その後、彫刻に使うのは人造ダイヤ。円盤の周囲に人造ダイヤのついたホイールで文様を掘り出す「粗摺り」を行います。
掘った溝を広げる「二番摺り」「三番摺り」を重ね、より細かなカットを施していきます。
山の高低で光の屈折にメリハリをつけることで、いろいろな輝きを混ぜあわせていく重要な高低です。
そして触れた時にもなめらかな手触りとなるよう、堀跡の表面を砥石でなめらかにする「石掛け」を行い、光沢を出すため木盤や樹脂パッドなどを用いて全体の「磨き」を行い、江戸切子の完成となります。
「無色透明の光」を愛した江戸の心
ガラスが光を浴びて返す輝きと透ける色の濃淡は、切子ならではの美しさ。
魚の卵をモチーフとした「魚子文」や麻の葉を敷き詰めた「麻の葉文」など、江戸切子の代表的な文様は、江戸らしいミニマルながら職人の腕が試されるものが多く見られます。

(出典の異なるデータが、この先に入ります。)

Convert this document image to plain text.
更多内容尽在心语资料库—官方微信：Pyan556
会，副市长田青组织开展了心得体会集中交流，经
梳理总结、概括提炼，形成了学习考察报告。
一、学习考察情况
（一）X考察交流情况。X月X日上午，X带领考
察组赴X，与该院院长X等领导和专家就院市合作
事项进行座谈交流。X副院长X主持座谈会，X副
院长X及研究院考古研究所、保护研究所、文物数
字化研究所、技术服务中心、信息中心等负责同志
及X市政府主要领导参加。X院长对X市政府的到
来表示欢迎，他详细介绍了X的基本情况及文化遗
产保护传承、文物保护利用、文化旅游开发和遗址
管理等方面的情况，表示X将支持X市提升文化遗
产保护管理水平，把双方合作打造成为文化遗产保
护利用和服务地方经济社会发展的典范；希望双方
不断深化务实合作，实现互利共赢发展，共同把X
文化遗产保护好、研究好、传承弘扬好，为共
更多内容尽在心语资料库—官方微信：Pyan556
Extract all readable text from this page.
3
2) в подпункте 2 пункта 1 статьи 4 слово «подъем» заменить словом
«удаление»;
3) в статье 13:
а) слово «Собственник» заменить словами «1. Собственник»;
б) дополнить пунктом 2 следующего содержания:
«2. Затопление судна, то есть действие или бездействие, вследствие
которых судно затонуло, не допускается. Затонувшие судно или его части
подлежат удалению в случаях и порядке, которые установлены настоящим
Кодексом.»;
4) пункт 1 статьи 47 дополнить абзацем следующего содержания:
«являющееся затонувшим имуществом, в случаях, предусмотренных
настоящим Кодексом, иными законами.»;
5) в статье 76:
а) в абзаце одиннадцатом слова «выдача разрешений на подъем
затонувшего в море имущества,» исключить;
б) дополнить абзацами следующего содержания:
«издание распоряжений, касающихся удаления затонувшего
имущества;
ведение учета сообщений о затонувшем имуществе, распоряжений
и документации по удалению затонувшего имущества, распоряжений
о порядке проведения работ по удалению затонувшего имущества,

現代の江戸切子は色付きも多く見られますが、江戸時代に作られた江戸切子はすべてが無色透明。
当時の江戸では、無色透明な切子でなければ見向きもされなかったとも言われています。
繊細な彫りの技が見せる透明な輝きをこよなく愛していたというのは、なんとも粋好みな江戸人らしいエピソードです。
触れた瞬間、その輝きは心に刻み込まれる
光の芸術である江戸切子は、毎年春には、銀座で日本最大の江戸切子のイベント「江戸切子桜祭り」が開催されています。
伝統工芸士から若手作家まで渾身の一作が集う江戸切子新作展や江戸切子体験ワークショップ、直売会など、人気の催しが盛りだくさん。
伝統を継承し、現代の感性で切り出される江戸切子の魅力を体験できる貴重なイベントです。
江戸切子協同組合では、オンライン販売も行っています。ミニグラスやぐい呑み、タンブラーやオールドグラスなど、種類は様々。
いつもの日常を繊細な光で彩れば、見慣れた景色も違う表情に見えるかもしれません。
静謐な光を放つ、江戸で生まれたガラスの芸術。かつて江戸の日常を彩った輝きは、これからも世界中の人の心に美しさを刻み込み続けていくのでしょう。